PrivatBank was taken into state hands against the wishes of Kolomoisky in 2016, as part of an International Monetary Fund (IMF) supported clean-up of Ukraine’s financial system.
In a statement on Wednesday, the Ukraine National Bank (NBU) said Kolomoisky - who says the nationalization was illegal and has taken legal action to try to reverse it - was trying to put pressure on its management.
“Over the past few weeks, the NBU has been besieged by speculation and slander in the media, paid rallies in front of the National Bank of Ukraine’s building, and even attempts by hired thugs to forcibly invade it,” it said in the statement.
“We believe that this pressure on the Bank comes from Ihor Kolomoisky, an oligarch and PrivatBank’s former owner who owes the state $5.5 billion he siphoned off from PrivatBank before it was nationalized.”
Kolomoisky rejected the allegations and said that the main reason for the protests was the bank’s exchange rate policy, aimed at strengthening the hryvnia currency, which he said was destroying the Ukrainian economy.
He said PrivatBank’s case had no link to the protests.
President Volodymyr Zelenskiy, during a visit to Lithuania, said that a businessman could not appoint or fire the central bank management.
“I think that the head of the national bank is protected, can work and do his job,” Zelenskiy told a news conference in Vilnius.
Zelenskiy and Kolomoisky have long-standing business ties, but the president has denied suggestions that he would help the former owner regain control of PrivatBank or win compensation.
Later on Wednesday, the central bank governor Yakiv Smoliy told reporters that the bank remained independent and felt no pressure from either President Zelenskiy or the government on its activities.
He said those organizing the protests wanted to stop the cooperation with the IMF which, together with the Ukrainian authorities, insists on the return by the former owners of funds previously withdrawn from the bank.
When the bank was nationalized, the authorities said the lender had a $5.6 billion hole in its balance sheet due to shady lending practices.

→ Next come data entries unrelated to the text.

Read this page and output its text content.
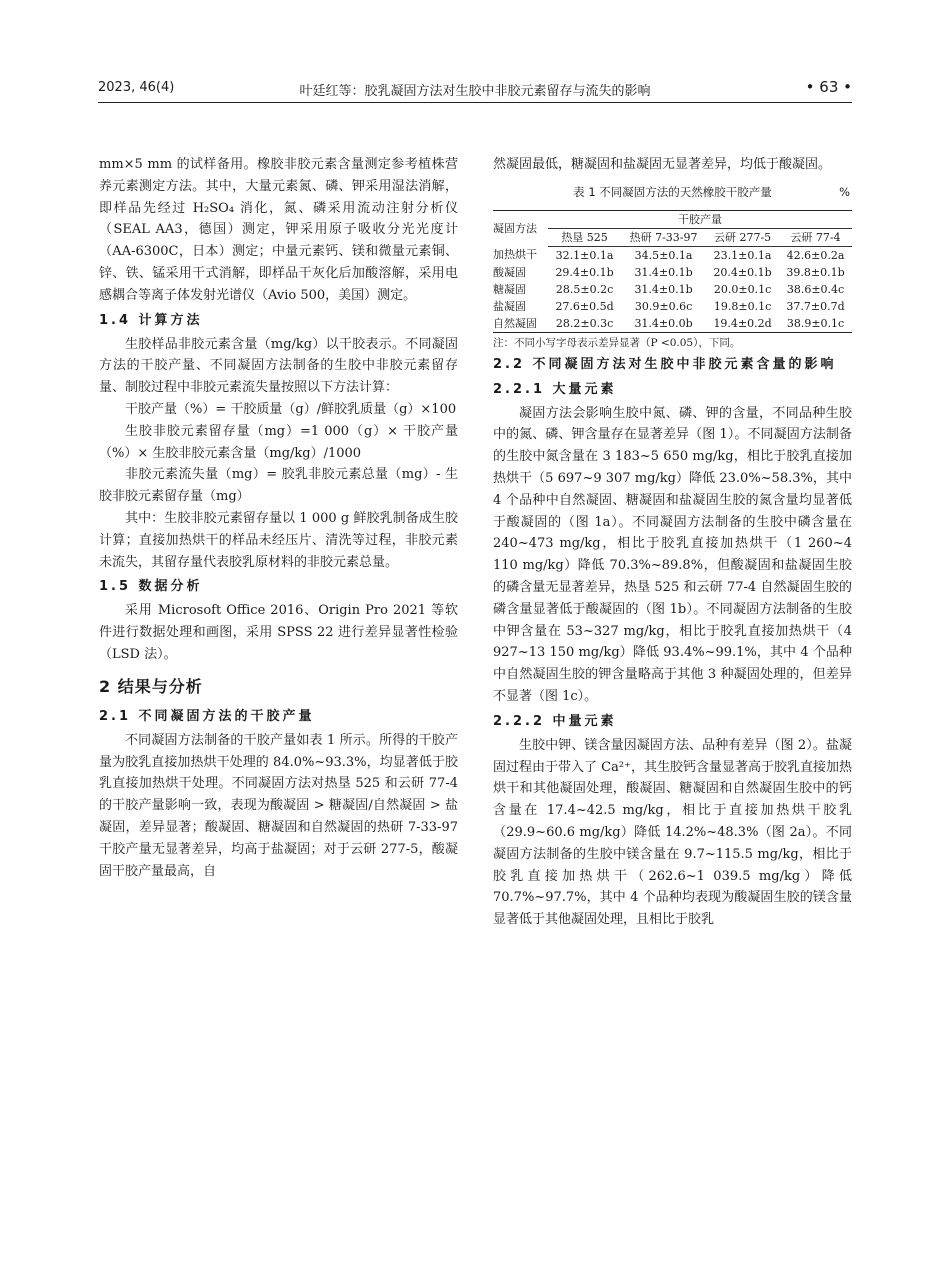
2023, 46(4)	叶廷红等：胶乳凝固方法对生胶中非胶元素留存与流失的影响	• 63 •

mm×5 mm 的试样备用。橡胶非胶元素含量测定参考植株营养元素测定方法。其中，大量元素氮、磷、钾采用湿法消解，即样品先经过 H₂SO₄ 消化，氮、磷采用流动注射分析仪（SEAL AA3，德国）测定，钾采用原子吸收分光光度计（AA-6300C，日本）测定；中量元素钙、镁和微量元素铜、锌、铁、锰采用干式消解，即样品干灰化后加酸溶解，采用电感耦合等离子体发射光谱仪（Avio 500，美国）测定。

1.4 计算方法

生胶样品非胶元素含量（mg/kg）以干胶表示。不同凝固方法的干胶产量、不同凝固方法制备的生胶中非胶元素留存量、制胶过程中非胶元素流失量按照以下方法计算：

干胶产量（%）= 干胶质量（g）/鲜胶乳质量（g）×100

生胶非胶元素留存量（mg）=1 000（g）× 干胶产量（%）× 生胶非胶元素含量（mg/kg）/1000

非胶元素流失量（mg）= 胶乳非胶元素总量（mg）- 生胶非胶元素留存量（mg）

其中：生胶非胶元素留存量以 1 000 g 鲜胶乳制备成生胶计算；直接加热烘干的样品未经压片、清洗等过程，非胶元素未流失，其留存量代表胶乳原材料的非胶元素总量。

1.5 数据分析

采用 Microsoft Office 2016、Origin Pro 2021 等软件进行数据处理和画图，采用 SPSS 22 进行差异显著性检验（LSD 法）。

2 结果与分析
2.1 不同凝固方法的干胶产量

不同凝固方法制备的干胶产量如表 1 所示。所得的干胶产量为胶乳直接加热烘干处理的 84.0%~93.3%，均显著低于胶乳直接加热烘干处理。不同凝固方法对热垦 525 和云研 77-4 的干胶产量影响一致，表现为酸凝固 > 糖凝固/自然凝固 > 盐凝固，差异显著；酸凝固、糖凝固和自然凝固的热研 7-33-97 干胶产量无显著差异，均高于盐凝固；对于云研 277-5，酸凝固干胶产量最高，自

然凝固最低，糖凝固和盐凝固无显著差异，均低于酸凝固。

表 1 不同凝固方法的天然橡胶干胶产量	%
凝固方法	干胶产量			
	热垦 525	热研 7-33-97	云研 277-5	云研 77-4
加热烘干	32.1±0.1a	34.5±0.1a	23.1±0.1a	42.6±0.2a
酸凝固	29.4±0.1b	31.4±0.1b	20.4±0.1b	39.8±0.1b
糖凝固	28.5±0.2c	31.4±0.1b	20.0±0.1c	38.6±0.4c
盐凝固	27.6±0.5d	30.9±0.6c	19.8±0.1c	37.7±0.7d
自然凝固	28.2±0.3c	31.4±0.0b	19.4±0.2d	38.9±0.1c
注：不同小写字母表示差异显著（P <0.05），下同。
2.2 不同凝固方法对生胶中非胶元素含量的影响
2.2.1 大量元素

凝固方法会影响生胶中氮、磷、钾的含量，不同品种生胶中的氮、磷、钾含量存在显著差异（图 1）。不同凝固方法制备的生胶中氮含量在 3 183~5 650 mg/kg，相比于胶乳直接加热烘干（5 697~9 307 mg/kg）降低 23.0%~58.3%，其中 4 个品种中自然凝固、糖凝固和盐凝固生胶的氮含量均显著低于酸凝固的（图 1a）。不同凝固方法制备的生胶中磷含量在 240~473 mg/kg，相比于胶乳直接加热烘干（1 260~4 110 mg/kg）降低 70.3%~89.8%，但酸凝固和盐凝固生胶的磷含量无显著差异，热垦 525 和云研 77-4 自然凝固生胶的磷含量显著低于酸凝固的（图 1b）。不同凝固方法制备的生胶中钾含量在 53~327 mg/kg，相比于胶乳直接加热烘干（4 927~13 150 mg/kg）降低 93.4%~99.1%，其中 4 个品种中自然凝固生胶的钾含量略高于其他 3 种凝固处理的，但差异不显著（图 1c）。

2.2.2 中量元素

生胶中钾、镁含量因凝固方法、品种有差异（图 2）。盐凝固过程由于带入了 Ca²⁺，其生胶钙含量显著高于胶乳直接加热烘干和其他凝固处理，酸凝固、糖凝固和自然凝固生胶中的钙含量在 17.4~42.5 mg/kg，相比于直接加热烘干胶乳（29.9~60.6 mg/kg）降低 14.2%~48.3%（图 2a）。不同凝固方法制备的生胶中镁含量在 9.7~115.5 mg/kg，相比于胶乳直接加热烘干（262.6~1 039.5 mg/kg）降低 70.7%~97.7%，其中 4 个品种均表现为酸凝固生胶的镁含量显著低于其他凝固处理，且相比于胶乳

Kolomoisky disputed this assessment.
The authorities are pursuing separate legal claims in the courts in Ukraine and Britain seeking to recover the money.

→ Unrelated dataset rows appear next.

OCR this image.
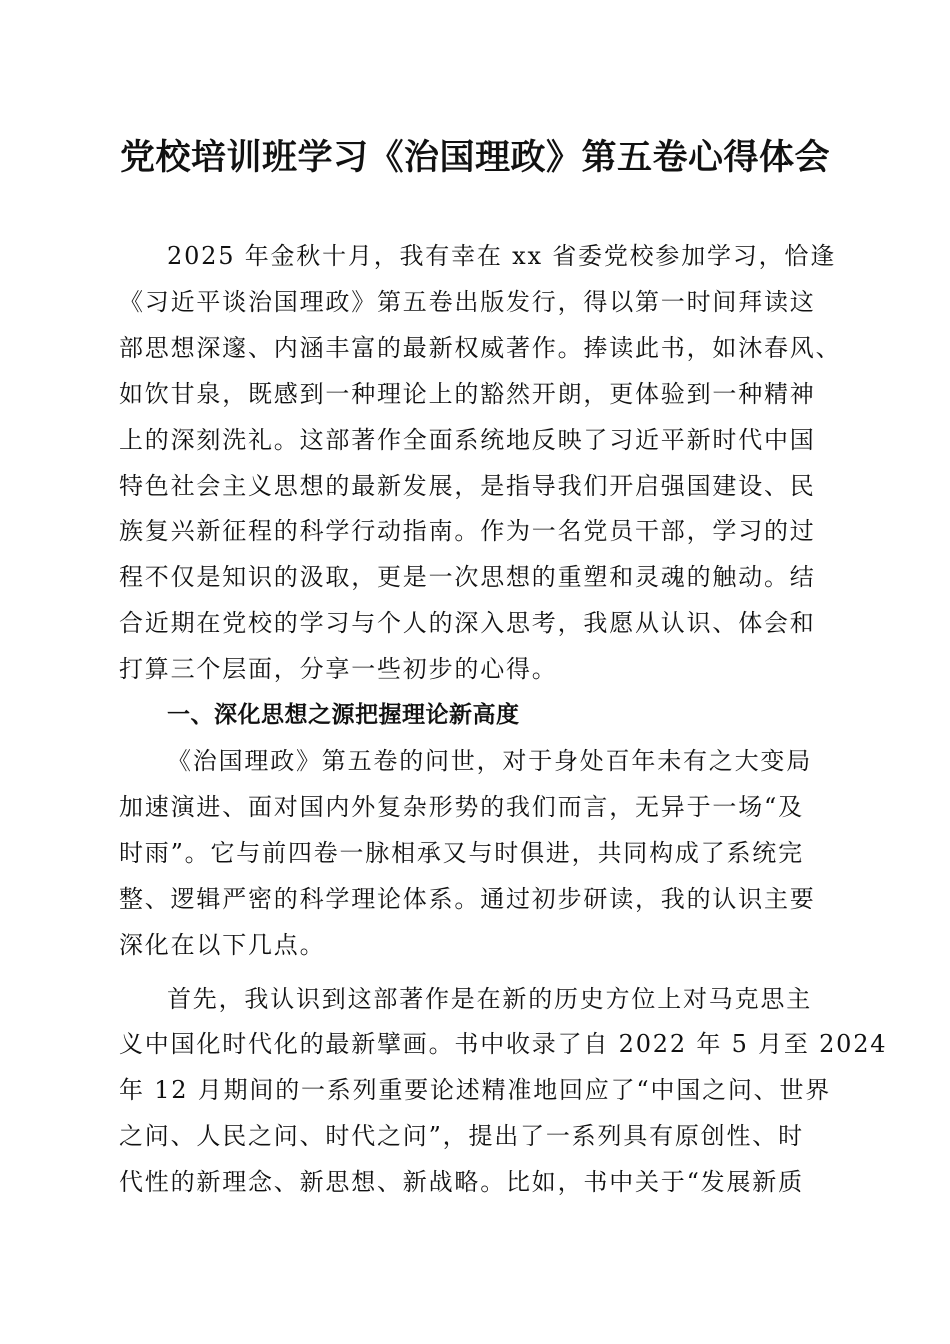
党校培训班学习《治国理政》第五卷心得体会

2025 年金秋十月，我有幸在 xx 省委党校参加学习，恰逢
《习近平谈治国理政》第五卷出版发行，得以第一时间拜读这
部思想深邃、内涵丰富的最新权威著作。捧读此书，如沐春风、
如饮甘泉，既感到一种理论上的豁然开朗，更体验到一种精神
上的深刻洗礼。这部著作全面系统地反映了习近平新时代中国
特色社会主义思想的最新发展，是指导我们开启强国建设、民
族复兴新征程的科学行动指南。作为一名党员干部，学习的过
程不仅是知识的汲取，更是一次思想的重塑和灵魂的触动。结
合近期在党校的学习与个人的深入思考，我愿从认识、体会和
打算三个层面，分享一些初步的心得。

一、深化思想之源把握理论新高度

《治国理政》第五卷的问世，对于身处百年未有之大变局
加速演进、面对国内外复杂形势的我们而言，无异于一场“及
时雨”。它与前四卷一脉相承又与时俱进，共同构成了系统完
整、逻辑严密的科学理论体系。通过初步研读，我的认识主要
深化在以下几点。

首先，我认识到这部著作是在新的历史方位上对马克思主
义中国化时代化的最新擘画。书中收录了自 2022 年 5 月至 2024
年 12 月期间的一系列重要论述精准地回应了“中国之问、世界
之问、人民之问、时代之问”，提出了一系列具有原创性、时
代性的新理念、新思想、新战略。比如，书中关于“发展新质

The protracted legal battle between Kolomoisky and the Ukrainian authorities is being closely watched by investors and could weigh on Ukraine’s negotiations with the IMF. Authorities warn the IMF may freeze aid if the nationalization is reversed.
But Smoliy said he expected positive results from an IMF mission that left Ukraine last week.
The Fund said on Saturday it would continue talks with Ukraine about a new support program in coming weeks, following significant progress in discussions so far with Kiev.